L’évaluation des tissus mous du pied à l’aide de la radiographie numérique - Pratique Vétérinaire Equine n° 163 du 01/07/2009
Pratique Vétérinaire Equine n° 163 du 01/07/2009

Article de synthèse

Auteur(s) : Philippe Lassalas

Fonctions : 4 ter, place de l’Église 78125 Saint-Hilarion

La technologie numérique permet, grâce à sa large palette de nuances de gris, d’évaluer à la fois les structures osseuses et les tissus mous sur le même cliché radiographique.

De nombreux paramètres interviennent dans la facilité de lecture d’un cliché radiographique. Par “facilité de lecture”, il convient de comprendre la possibilité pour le praticien de visualiser immédiatement et sans difficulté à la fois la structure osseuse, les contours osseux et les tissus mous environnants.

Inconvénients de la radiographie argentique

Quelles que soient les constantes utilisées, dans les limites habituelles de la radiographie médicale, les rayons X traversent les tissus osseux.
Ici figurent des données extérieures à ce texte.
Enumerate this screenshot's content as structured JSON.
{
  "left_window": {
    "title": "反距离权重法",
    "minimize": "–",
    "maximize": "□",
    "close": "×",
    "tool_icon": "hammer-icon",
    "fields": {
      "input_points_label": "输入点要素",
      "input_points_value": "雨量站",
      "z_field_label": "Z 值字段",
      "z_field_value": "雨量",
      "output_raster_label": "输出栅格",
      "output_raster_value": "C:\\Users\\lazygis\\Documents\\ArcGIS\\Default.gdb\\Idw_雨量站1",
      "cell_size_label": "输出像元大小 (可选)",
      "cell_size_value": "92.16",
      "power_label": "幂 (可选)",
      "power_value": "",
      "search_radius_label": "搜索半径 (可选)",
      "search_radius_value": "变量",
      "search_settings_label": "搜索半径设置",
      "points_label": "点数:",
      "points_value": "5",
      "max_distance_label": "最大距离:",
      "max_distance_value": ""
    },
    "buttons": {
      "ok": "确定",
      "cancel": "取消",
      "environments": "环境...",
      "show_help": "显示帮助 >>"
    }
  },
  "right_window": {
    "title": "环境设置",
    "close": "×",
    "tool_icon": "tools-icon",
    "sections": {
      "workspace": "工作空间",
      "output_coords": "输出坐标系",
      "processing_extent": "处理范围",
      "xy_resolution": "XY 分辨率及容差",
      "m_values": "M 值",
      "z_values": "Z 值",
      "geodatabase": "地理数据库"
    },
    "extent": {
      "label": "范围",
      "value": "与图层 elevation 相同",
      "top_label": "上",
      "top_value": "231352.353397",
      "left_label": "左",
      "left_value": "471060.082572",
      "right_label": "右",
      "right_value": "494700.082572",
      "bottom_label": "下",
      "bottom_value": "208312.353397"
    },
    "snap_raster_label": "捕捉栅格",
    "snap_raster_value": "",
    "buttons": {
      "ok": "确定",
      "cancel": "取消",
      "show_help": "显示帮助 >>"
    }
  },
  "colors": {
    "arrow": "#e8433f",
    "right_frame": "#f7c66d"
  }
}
En radiographie argentique, l’image obtenue dépend alors du choix des écrans renforçateurs et de la qualité des films utilisés. Une image sous-exposée avec un écran lent peut, à l’inverse, apparaître surexposée avec un écran très rapide.

En radiographie osseuse, des films à fort contraste, qui ont la caractéristique d’avoir une courbe de sensibilité qui passe très rapidement du blanc au noir, sont en général utilisés (figure) [2]. À l’inverse, les films à faible contraste forment une image selon une nuance de gris plus étagée.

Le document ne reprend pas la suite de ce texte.